Na verdade, a assistência começou por se apresentar frouxa, admirando os artifícios sonoros orquestrados em cima do palco. É Cedric quem faz um claro incitamento à dança, à agitação. Mais tarde, num espectáculo com pouco mais de 90 minutos, houve “mosh” e “crowd surfing” e os Mars Volta, ao contrário do que costuma acontecer, não pareceram preocupar-se. Cedric ainda saltou para o balcão do bar e passeou-se por lá, microfone em riste, dançando e gesticulando. Omar Rodriguez tocou guitarra como um animal. Trajando uma camisa vermelha e calças justas, libertou-se dos seus óculos logo de início e foi uma presença simpática ao longo da noite, a maior parte do tempo ao lado do outro afro dissidente dos At The Drive-In. A banda não passou em revista “De-Loused in the Comatorium”, antes fez alguns investimentos nas fronteiras da salsa e da improvisação com passagens pontuais pelas composições presentes no disco. Protagonizaram uma ode ao improviso e ao etéreo, com pregas de rock é certo, mas notoriamente a apontar para a apoteose e magnitude criativas. A ver o que acontece em edições futuras.

Abriram com ‘Roulette Dares (The Haunt Of)’ e a incessante reposição do verso “exoskeletal junction at the railroad delayed”. Seguiu-se ‘Drunkship of Lanterns’, um dos temas mais refrescantes da mais recente fornada cançonetista dos Mars Volta, um escalonamento de guitarras e um baixo desbragado numa alucinação jazz.
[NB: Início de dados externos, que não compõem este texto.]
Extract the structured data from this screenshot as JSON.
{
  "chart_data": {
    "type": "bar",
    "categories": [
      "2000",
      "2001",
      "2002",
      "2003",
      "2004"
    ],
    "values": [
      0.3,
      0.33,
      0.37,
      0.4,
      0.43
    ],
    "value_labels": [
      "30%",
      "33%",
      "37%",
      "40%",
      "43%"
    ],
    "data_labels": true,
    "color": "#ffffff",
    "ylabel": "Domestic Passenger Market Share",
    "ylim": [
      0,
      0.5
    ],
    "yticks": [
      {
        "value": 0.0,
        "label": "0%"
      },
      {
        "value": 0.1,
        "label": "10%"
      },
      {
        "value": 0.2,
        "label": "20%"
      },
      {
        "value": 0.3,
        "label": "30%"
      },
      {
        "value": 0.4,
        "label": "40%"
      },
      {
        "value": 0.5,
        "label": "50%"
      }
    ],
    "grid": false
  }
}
Juan Alderete, o executante do baixo, fazia par com o homem das peles e das maracas como a dupla mais bem comportada e ensimesmada. O baterista, que de início vestia uma t-shirt que dizia “Fuck Bush” e que prontamente a despiu, marcava o ritmo num concerto necessariamente devedor de um certo legado hispânico. Não fossem, afinal, as células propulsoras da banda, Zavala e Rodriguez, filhos de El Paso, a cidade maldita que também viu nascer os At The Drive-In, aquela banda pequena que um dia cresceu e logo morreu.

‘Televators’, tema introspectivo e melódico, deu lugar a duas manifestações de saloiada: as pessoas da frente agitavam no ar os braços em registo baladeiro e viu-se pelo menos um isqueiro aceso. Ora, a canção é um declarado tributo a Julio Venegas, como o é o resto do álbum. Através de enunciados em epígrafe como “pull the pins, save your grace / mark these words on his grave / you should have seen the curse that flew right by you”, os Mars Volta fizeram do obituário de um amigo próximo, que se suicidou depois de acordar de um coma, uma comovente celebração da vida.
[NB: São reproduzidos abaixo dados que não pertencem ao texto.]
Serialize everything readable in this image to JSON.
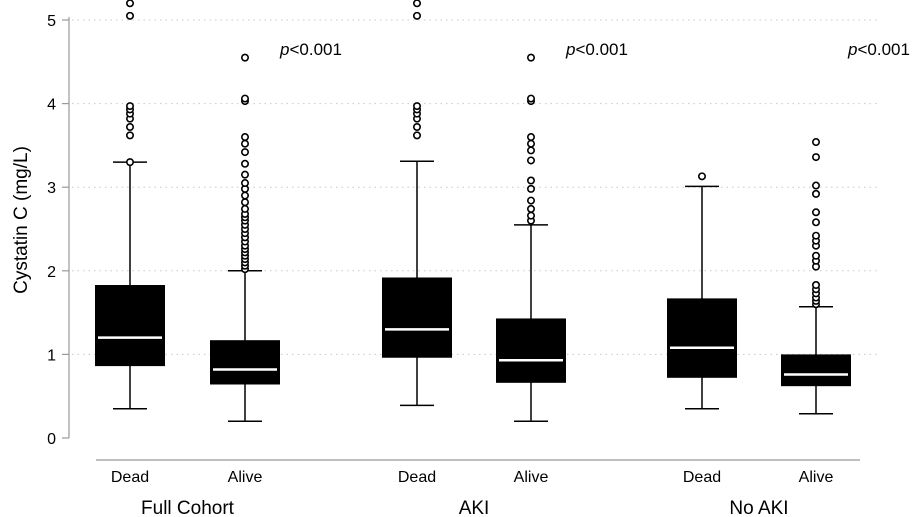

A verdade é que a banda, neste seu período de gestação, não tem sido bafejada pela fortuna nos cerrados oráculos do Fatum. Cerca de um mês antes da edição do disco, Jeremy Ward, colaborador secreto dos Mars Volta e espécie de sonoplasta in vitro, morria vítima de uma overdose. O papel de Ward foi aqui desempenhado por um senhor que remisturou ao vivo os sons que saíam dos instrumentos e acrescentou efeitos de reverberação e delay à voz de Cedric. A sua posição na geografia do palco era arredada, quase na penumbra, atrás de Isaiah Owens, o homem das teclas, um negro bonacheirão que, de vez em quando, trauteava as canções.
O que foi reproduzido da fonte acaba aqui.